Au delà de l’initiative, un visage

Je rencontre Ania alors qu’elle sort de la Tente. Son regard triste est perdu dans le vide. Je prends des nouvelles de Fabian. Elle répond que son état de santé s’est malheureusement empiré. Ce jour là, ils sont allés ensemble à la Tente de la Rencontre voire le médecin.

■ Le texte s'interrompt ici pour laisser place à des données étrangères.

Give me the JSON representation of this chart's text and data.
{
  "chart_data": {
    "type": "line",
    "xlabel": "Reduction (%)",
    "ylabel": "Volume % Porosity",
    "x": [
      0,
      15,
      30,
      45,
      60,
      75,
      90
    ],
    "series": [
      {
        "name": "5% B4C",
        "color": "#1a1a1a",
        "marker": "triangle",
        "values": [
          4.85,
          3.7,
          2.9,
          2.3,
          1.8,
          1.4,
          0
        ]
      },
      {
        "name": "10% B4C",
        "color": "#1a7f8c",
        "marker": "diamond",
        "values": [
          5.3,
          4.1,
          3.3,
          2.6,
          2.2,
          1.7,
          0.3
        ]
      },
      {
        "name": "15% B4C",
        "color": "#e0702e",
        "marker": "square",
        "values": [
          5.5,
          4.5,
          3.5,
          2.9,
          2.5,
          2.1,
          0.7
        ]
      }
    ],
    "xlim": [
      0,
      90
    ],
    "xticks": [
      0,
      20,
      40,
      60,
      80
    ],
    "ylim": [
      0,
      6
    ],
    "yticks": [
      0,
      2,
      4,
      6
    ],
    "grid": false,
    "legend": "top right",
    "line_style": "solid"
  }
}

Et bien que celui-ci les a mis en contact avec l’hôpital, elle me dit : « ça ne peut pas nous aider, lui, pour rien au monde il n’ira à l’hôpital ». Demain ils retourneront à la Tente de la Rencontre, chez ce médecin. Peut-être leur donnera-t-il un médicament. Ils y retrournerons pour manger quelque chose, se réchauffer, remplir le thermos de thé… 

Au bout d’une heure de conversation, le regard d’Ania quitte enfin ce point inexistant dans le vide. Ania me regarde et me sourit. Même si nous n’étions pas sous cette grande toile blanche, cette heure fut sans aucun doute la Tente de la Rencontre. 

Le 19 novembre, en ce dimanche dédié aux pauvres, l’Eglise a indiqué aux fidèles un sûr chemin vers Dieu. Elle rapelle à chaque chercheur de Dieu que, lorsque comme Marie il se tient au pied de la croix des hommes, il rencontre Jésus. 

Vous aimerez aussi
Élections en Pologne : où allons-nous ?
Le Pape est le seul à vouloir réellement la paix
Cela vaut la peine d’assister à une béatification (II)
Cela vaut la peine d’assister à une béatification (I)

1 Commentaire

  1. Clement Imbert

    J'apprends aujourd'hui par l'auteur de cet article que Fabian est décédé il y a quelques jours. La nouvelle lui a été annoncée par Ania lors de sa dernière visite dans les jardins du centre de Cracovie. "Rien de pire que la solitude dans la rue" lui partageait-elle. Je confie à vos prieres le repos de l'âme de Fabian et Ania restée seule.